The UK organisation paid out a record £943.6 million of royalties for songwriters, composers and music publishers last year, with total royalty distributions increasing by £107.4m (12.8%) on 2022.

World tours by PRS members including Harry Styles, Sam Smith and Shania Twain, contributed to an overall 93% uptick in international live income, while international royalties collected through its Major Live Concert Service (MLCS) rose 210% from £6.2m to over £19m.

Royalties paid out from public performance, including live music, were up 2% to £3.7m in 2023, buoyed by tours by acts such as Arctic Monkeys, Burna Boy and Busted. One-off special UK events such as Eurovision being hosted in Liverpool and Download Festival extending its lineup for its 20th anniversary were also credited as contributing factors.

PRS’ cost-to-income ratio also fell to a new low of just 9.2%, down from 9.3% the previous year.

“We’re shaping the future of our business and redefining how rights are managed globally”

“Our remarkable performance in 2023 is a testament to the team’s hard work behind the scenes of the music industry,” says PRS CEO Andrea Czapary Martin. “We’re not just surpassing financial milestones at the lowest cost-to-income ratio amongst our peers; we’re orchestrating a significant shift in the music business. My vision to ascend to a billion-pound society in royalties paid out isn’t just a goal – it reflects our commitment to music creators worldwide.

“We’re shaping the future of our business and redefining how rights are managed globally. For 110 years we have existed to ensure that every music creator receives fair compensation for their artistry, wherever and whenever their music is played.”

Meanwhile, a collective action, headed by Blur drummer Dave Rowntree, was launched against PRS last month on behalf of its writer members, claiming that the organisation misallocates ‘black box’ income.

The claim says that PRS, which represents the rights of more than 175,000 songwriters, composers and music publishers, is violating UK and EU competition rules because it unfairly distributes so-called ‘black box’ income – royalties paid to PRS that it has not been able to allocate to the owner.

“Musicians’ royalties, perhaps to the tune of hundreds of millions of pounds, have been paid to the wrong people”

The lawsuit says that most of the black box income belongs to PRS’s writer members, but distribution of the income is unfairly skewed in favour of publishers who end up receiving a large portion of the income that should be paid to writers.

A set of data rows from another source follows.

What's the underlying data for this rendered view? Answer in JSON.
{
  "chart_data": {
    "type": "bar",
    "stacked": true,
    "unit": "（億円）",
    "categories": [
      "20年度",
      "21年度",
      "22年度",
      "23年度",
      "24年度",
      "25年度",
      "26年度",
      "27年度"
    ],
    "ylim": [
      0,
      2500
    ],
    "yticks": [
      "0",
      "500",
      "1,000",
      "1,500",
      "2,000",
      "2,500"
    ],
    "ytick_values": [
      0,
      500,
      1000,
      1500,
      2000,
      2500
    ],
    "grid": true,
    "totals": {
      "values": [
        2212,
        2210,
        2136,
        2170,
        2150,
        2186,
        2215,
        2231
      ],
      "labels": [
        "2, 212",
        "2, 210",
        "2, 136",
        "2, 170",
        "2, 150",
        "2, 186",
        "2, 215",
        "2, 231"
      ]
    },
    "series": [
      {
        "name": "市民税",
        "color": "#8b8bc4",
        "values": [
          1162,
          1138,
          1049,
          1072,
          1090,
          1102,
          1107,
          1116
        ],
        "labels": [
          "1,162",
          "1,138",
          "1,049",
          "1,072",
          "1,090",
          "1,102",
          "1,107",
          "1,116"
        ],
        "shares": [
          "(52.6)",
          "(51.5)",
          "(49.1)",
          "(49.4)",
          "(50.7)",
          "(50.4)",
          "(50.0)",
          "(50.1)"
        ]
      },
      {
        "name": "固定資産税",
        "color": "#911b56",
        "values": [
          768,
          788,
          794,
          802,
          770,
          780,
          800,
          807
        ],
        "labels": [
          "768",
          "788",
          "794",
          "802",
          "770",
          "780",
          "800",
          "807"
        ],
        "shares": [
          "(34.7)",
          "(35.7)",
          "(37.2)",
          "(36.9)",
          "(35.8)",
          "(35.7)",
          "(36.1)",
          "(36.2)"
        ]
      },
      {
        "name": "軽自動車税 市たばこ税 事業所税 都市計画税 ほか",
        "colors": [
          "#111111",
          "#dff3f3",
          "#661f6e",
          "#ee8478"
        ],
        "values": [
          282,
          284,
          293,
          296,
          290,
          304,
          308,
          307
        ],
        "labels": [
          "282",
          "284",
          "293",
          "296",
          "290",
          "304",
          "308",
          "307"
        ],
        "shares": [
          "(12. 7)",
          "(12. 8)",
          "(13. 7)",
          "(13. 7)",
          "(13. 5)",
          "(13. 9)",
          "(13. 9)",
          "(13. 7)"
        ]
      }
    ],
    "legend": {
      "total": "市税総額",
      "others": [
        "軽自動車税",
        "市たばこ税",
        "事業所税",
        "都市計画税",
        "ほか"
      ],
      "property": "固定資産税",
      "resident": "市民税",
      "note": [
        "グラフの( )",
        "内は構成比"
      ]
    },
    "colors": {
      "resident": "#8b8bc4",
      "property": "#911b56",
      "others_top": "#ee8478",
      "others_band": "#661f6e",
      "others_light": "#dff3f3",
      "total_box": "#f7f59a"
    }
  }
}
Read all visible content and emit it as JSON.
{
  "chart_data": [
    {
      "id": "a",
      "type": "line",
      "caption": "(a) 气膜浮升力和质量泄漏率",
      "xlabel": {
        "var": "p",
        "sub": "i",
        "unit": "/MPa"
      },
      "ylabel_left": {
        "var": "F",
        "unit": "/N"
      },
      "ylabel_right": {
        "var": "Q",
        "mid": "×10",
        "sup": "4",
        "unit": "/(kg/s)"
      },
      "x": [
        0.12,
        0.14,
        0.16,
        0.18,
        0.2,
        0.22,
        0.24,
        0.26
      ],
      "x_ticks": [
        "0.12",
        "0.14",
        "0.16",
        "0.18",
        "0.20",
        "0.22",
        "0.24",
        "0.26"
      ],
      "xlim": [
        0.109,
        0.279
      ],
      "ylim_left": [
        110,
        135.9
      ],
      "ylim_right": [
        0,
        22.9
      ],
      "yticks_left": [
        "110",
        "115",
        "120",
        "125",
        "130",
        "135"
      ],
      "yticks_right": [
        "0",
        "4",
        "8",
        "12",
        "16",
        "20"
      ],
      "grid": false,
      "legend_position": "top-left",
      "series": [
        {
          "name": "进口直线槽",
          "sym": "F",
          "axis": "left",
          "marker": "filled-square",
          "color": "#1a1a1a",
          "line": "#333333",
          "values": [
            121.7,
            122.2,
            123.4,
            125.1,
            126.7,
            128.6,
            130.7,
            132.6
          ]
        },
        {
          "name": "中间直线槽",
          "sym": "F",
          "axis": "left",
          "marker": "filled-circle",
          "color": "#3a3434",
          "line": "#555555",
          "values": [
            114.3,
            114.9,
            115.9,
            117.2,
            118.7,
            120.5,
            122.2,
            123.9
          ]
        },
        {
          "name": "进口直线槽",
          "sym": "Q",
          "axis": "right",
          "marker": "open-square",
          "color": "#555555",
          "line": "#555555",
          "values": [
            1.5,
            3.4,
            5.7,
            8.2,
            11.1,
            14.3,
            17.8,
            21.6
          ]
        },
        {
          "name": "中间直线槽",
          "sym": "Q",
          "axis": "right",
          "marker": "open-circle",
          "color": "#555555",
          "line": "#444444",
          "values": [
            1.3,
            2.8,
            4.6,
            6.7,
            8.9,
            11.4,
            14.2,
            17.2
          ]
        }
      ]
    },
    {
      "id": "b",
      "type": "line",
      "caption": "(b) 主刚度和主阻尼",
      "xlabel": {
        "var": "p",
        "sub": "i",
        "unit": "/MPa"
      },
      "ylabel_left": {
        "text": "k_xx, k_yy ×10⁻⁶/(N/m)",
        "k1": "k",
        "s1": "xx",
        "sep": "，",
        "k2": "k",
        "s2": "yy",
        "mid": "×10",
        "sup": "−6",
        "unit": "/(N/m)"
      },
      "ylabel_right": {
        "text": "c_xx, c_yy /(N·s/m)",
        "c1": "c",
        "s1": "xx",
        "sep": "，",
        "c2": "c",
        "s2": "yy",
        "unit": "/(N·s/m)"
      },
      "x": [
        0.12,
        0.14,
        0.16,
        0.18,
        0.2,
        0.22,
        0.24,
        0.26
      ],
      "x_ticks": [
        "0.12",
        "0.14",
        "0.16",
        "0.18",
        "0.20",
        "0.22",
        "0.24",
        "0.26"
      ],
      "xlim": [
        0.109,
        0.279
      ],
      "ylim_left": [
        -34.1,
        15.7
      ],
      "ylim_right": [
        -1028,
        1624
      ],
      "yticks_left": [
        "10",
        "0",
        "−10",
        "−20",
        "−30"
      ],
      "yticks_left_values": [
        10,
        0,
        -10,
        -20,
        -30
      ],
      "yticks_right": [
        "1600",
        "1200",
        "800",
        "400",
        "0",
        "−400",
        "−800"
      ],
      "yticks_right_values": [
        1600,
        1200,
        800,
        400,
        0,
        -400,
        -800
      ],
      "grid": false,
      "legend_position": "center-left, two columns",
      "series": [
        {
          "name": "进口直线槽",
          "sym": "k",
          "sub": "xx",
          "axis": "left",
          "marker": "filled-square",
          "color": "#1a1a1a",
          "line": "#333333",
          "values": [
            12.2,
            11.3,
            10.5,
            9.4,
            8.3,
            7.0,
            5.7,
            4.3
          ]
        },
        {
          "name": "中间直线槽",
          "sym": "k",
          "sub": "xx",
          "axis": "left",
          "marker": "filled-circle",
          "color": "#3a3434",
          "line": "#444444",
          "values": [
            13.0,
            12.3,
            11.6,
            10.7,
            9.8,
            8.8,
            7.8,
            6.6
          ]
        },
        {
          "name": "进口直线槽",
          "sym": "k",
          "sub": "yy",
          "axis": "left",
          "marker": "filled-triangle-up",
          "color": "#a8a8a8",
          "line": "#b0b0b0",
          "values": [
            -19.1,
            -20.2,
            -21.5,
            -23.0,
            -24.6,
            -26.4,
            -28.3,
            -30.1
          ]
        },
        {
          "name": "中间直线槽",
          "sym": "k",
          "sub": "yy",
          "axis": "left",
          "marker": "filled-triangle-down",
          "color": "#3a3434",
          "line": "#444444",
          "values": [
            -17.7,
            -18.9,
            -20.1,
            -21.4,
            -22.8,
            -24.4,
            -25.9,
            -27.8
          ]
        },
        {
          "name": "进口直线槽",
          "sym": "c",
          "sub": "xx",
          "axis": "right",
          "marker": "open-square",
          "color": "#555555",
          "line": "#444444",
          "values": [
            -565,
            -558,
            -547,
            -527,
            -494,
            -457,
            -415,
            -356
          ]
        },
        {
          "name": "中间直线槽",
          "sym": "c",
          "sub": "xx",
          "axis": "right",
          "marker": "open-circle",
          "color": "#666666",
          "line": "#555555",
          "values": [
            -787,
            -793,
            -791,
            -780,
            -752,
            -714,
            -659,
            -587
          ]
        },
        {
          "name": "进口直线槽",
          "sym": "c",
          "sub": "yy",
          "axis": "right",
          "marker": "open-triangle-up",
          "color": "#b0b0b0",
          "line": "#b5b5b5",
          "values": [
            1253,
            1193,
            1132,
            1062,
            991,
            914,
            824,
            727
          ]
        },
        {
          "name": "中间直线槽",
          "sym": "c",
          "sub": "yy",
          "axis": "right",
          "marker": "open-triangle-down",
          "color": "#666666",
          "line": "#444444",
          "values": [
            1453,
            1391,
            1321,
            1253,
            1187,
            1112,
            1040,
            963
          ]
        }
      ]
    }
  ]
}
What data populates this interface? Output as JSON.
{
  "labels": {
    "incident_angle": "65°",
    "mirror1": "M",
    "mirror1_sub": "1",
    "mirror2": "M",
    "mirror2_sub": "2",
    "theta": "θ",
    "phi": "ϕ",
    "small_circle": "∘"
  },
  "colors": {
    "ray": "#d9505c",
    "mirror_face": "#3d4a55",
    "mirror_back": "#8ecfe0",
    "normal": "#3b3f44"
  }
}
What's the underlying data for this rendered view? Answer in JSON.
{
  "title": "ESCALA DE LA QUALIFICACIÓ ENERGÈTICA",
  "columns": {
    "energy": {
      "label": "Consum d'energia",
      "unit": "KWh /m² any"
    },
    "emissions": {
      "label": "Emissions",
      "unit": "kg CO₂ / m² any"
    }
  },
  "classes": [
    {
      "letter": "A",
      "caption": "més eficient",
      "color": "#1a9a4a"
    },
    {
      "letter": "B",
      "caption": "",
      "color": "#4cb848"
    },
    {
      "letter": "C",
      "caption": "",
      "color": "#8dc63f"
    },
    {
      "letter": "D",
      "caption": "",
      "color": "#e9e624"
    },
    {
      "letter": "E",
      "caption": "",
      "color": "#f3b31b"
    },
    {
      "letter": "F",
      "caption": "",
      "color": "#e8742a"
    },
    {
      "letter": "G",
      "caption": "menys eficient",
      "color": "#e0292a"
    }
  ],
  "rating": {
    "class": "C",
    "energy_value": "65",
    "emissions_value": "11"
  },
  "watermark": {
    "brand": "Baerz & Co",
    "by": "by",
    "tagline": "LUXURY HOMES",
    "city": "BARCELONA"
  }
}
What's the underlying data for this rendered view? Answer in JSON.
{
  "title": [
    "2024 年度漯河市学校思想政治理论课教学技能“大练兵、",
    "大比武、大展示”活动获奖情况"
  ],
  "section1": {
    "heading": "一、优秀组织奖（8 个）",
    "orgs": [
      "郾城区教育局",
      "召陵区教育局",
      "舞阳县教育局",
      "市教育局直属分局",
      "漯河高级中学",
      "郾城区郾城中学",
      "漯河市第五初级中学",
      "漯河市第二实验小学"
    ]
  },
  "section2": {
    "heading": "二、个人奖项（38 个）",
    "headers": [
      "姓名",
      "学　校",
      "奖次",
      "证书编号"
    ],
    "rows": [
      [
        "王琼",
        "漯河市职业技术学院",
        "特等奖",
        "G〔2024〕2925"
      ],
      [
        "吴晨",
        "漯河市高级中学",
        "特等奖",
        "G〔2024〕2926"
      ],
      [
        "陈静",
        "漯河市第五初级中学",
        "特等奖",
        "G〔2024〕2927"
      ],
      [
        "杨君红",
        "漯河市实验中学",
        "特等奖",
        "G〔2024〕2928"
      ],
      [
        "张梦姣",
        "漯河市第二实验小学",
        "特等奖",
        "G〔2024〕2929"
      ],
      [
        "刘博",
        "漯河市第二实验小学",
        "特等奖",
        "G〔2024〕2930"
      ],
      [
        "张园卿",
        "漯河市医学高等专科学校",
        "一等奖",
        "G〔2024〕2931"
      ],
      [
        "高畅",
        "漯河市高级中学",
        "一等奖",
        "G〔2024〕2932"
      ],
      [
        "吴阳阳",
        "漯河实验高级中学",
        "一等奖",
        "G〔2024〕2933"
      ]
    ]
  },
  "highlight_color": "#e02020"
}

It seeks to recoup the difference between the black box income that writers should have been paid and what PRS actually paid them.

“I’ve agreed to be class representative because musicians’ royalties, perhaps to the tune of hundreds of millions of pounds, have been paid to the wrong people,” says Rowntree, who is working with law firm Maitland Walker. “It’s because of bad data and processes, and in today’s digitally connected world, there’s no excuse for either.”

PRS denies the allegations, which it says are” factually incorrect and fundamentally misrepresent our policies and operations”.

“PRS is owned by its members and its rules, which are robust and determined by members, treat the interests of both writers and publishers fairly,” it said in a statement. “The claim is based on a misinterpretation of PRS’ governance and operational practices, as well as the flow of royalties between publishers and the writers they represent.

“For over two years PRS has constructively engaged with the claimant’s legal representatives and has repeatedly offered to meet with the claimant. Despite this, and the misconceived nature of the claim, an application has been made for consideration by the Competition Appeal Tribunal.”